As discussed in the previous section, hydrophobic compounds including raw fuels such as diesel and heavy oil were much more difficult to detect when spiked before filtering into raw water and analyzed after filtering; this was attributed to particulate binding and filter retention of the hydrophobic compounds. The hydrophilic or WSF compounds (such as phenol and naphthalene) are less susceptible to filter retention and presumably particulate biding; however, the adverse effects of high turbidity must be considered where high turbidity raw water is present. Therefore, the upper limit of site-specific raw water turbidity should be tested as an impact factor for method robustness. We found in this study that raw water with high turbidity up to 500 NTU presented challenges for fuel detection and identification. It must also be considered that equilibration and dissolution of the hydrophilic components of these raw fuels was incomplete prior to filtration and sample analysis. However, these hydrophobic compounds were all readily detectable at μg/L levels and could be identified by SVMDA when spiked into the unfiltered treated water samples; for these samples’ EEM regional integration was also successful at identifying abnormal EEM samples containing the hydrophobic contaminants.
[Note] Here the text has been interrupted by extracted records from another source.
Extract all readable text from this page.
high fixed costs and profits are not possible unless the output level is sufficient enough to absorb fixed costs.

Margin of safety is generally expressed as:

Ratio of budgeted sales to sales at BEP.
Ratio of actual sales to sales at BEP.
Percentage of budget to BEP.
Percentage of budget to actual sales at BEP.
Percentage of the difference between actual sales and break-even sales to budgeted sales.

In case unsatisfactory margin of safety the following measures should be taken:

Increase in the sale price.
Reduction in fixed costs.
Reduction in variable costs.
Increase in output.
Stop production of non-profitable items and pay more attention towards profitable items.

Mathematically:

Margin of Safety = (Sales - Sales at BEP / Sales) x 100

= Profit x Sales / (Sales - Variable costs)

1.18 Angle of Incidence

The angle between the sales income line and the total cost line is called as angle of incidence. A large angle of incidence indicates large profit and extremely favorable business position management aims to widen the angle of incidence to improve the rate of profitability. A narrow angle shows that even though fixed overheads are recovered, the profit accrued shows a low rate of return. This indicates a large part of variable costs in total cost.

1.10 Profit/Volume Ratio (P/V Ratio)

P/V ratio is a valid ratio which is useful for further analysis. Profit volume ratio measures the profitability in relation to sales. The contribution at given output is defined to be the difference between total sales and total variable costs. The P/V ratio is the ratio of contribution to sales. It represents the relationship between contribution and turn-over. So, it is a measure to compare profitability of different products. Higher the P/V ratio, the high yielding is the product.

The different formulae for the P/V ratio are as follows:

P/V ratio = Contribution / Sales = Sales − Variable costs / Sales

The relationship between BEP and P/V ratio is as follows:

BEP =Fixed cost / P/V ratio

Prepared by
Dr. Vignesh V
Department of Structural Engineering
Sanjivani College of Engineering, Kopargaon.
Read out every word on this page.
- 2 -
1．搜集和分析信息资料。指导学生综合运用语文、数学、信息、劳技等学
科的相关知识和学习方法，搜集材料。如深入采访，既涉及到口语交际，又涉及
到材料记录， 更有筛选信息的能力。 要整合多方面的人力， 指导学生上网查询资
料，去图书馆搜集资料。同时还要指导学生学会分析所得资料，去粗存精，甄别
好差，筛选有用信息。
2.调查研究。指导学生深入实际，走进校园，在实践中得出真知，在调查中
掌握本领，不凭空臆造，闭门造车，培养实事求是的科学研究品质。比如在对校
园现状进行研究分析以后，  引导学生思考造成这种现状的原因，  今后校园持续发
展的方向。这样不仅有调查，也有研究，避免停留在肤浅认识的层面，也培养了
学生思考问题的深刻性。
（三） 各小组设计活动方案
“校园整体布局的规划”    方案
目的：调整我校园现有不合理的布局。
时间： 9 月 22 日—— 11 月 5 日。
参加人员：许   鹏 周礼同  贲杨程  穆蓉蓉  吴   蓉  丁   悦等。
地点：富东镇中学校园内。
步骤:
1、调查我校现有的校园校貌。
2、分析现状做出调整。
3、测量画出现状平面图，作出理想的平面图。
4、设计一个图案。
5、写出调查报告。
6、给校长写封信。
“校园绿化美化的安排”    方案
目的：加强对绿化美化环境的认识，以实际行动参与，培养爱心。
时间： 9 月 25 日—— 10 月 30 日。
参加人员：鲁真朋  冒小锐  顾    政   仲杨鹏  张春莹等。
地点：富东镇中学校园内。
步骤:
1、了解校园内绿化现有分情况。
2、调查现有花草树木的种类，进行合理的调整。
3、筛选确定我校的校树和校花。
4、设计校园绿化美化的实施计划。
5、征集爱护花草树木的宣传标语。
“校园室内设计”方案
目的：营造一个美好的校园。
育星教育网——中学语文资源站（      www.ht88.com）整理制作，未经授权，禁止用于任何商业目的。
The A-TEEM method was shown to be effective for characterizing the dissolved organic matter composition for water samples collected in accordance with different types of treatment process applied. This is important to evaluate the process effectiveness and help detect abnormalities. Regional integration analysis could be employed for early detection of contamination of hydrophobic oils in treated water. Importantly, hydrophilic or WSF components with good fluorescence and absorbance such as phenol can be detected in filtered raw water and treated water. These hydrophilic components could be used as indicators of an oil contamination event; however, one may not specifically pinpoint the oil type when such a contamination event occurs as WSF compounds are commonly present in most oil types. The high turbidity of the raw water imposed difficulties in detecting and identifying specific fuels investigated such as heavy oil and diesel, and other types of hydrophobic fuel contamination. Future steps to deal with this may include investigating longer equilibration times for the fuel contaminations prior to filtration as well as other filtration techniques. It is expected that each type of fuel should exhibit a unique composition of fluorescent WSF compounds that could be used to ‘fingerprint’ different types of fuels and oils in the raw water. Other problems to be addressed for plant operator employment include (1) the ability to use and maintain good techniques to prevent sample cross-contamination and (2) to implement an intuitive, robust and user-friendly software interface. To this end, future tests could involve both (1) the use of a fully automated sampling apparatus that greatly reduces sample carry-over and (2) the use of an automated data analysis dashboard with a simple standard operating protocol. This dashboard's output first identifies each contaminant in the classification model library (if present) and then reports the concentrations from the regression model of each contaminant with the respect to user-defined thresholds/warning levels.
DATA AVAILABILITY STATEMENT
All relevant data are included in the paper or its Supplementary Information.